Não, não falavam português, ela decidiu. Aquilo podia ser qualquer coisa, exceto português. As palavras não se conectavam. As conjunções não faziam sentido. Os advérbios estavam desconexos. Os substantivos estavam fora de lugar. Era uma loucura total. Rui Barbosa se remexeu no túmulo, a alma de Machado ardeu. Por que assassinavam a língua portuguesa? A preciosa língua. Tão complexa, tão bela, tão séria. A língua. Os acentos, as virgulas, os dois pontos, os travessões, ponto e vírgula. Ela lamentou.

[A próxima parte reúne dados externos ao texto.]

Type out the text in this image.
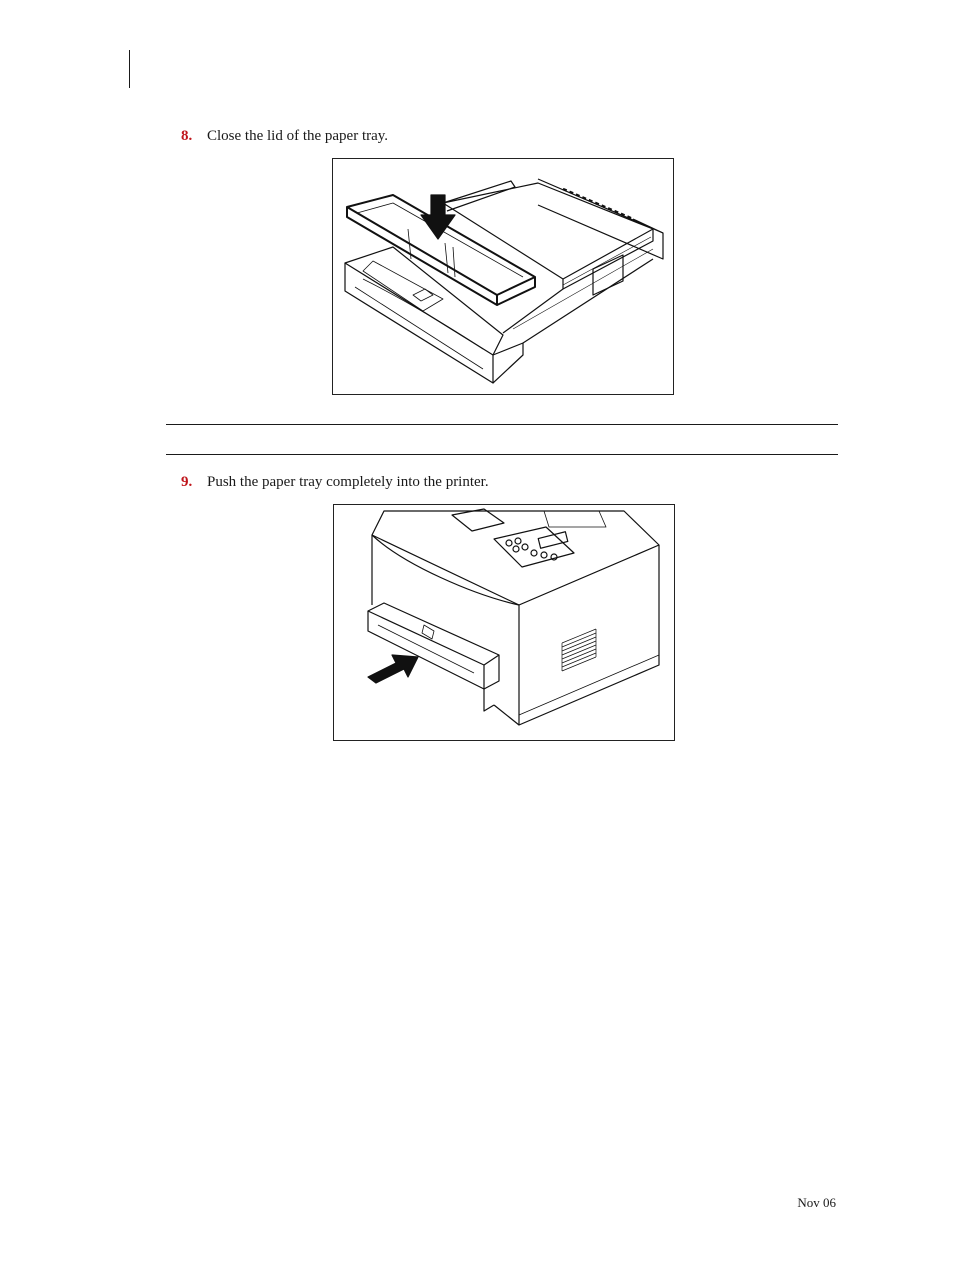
8. Close the lid of the paper tray.
9. Push the paper tray completely into the printer.
Nov 06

Foi aí que começou a rebelião da língua. Tentavam escrever, mas as palavras não vinham. Os teclados digitais não respondiam. As letras, rebeldes, pulavam para fora dos aparelhos modernos e ninguém entendia mais nada.
Chamaram um padre para o exorcismo. Água benta para cá, água benta para lá e percebeu que nem Deus podia parar a rebelião das palavras. A Bíblia, inclusive estava em branco. As letras foram vistas embarcando todas juntas para uma praia do caribe. Quando alguém questionou a letra A, a mais popular de todas, ela respondeu: – Esqueçam de nós, todos vivem e agora é a nossa vez.
A humanidade estava em pânico. Já não havia mais livros. A imprensa nem tinha o que escrever. Aliás, tinha o que escrever, mas não havia mais língua para tanto. O país virou um caos. O presidente decretou calamidade pública e, em seu pronunciamento oficial, falou até em devolver o país para os índios. Não havia mais para onde ir.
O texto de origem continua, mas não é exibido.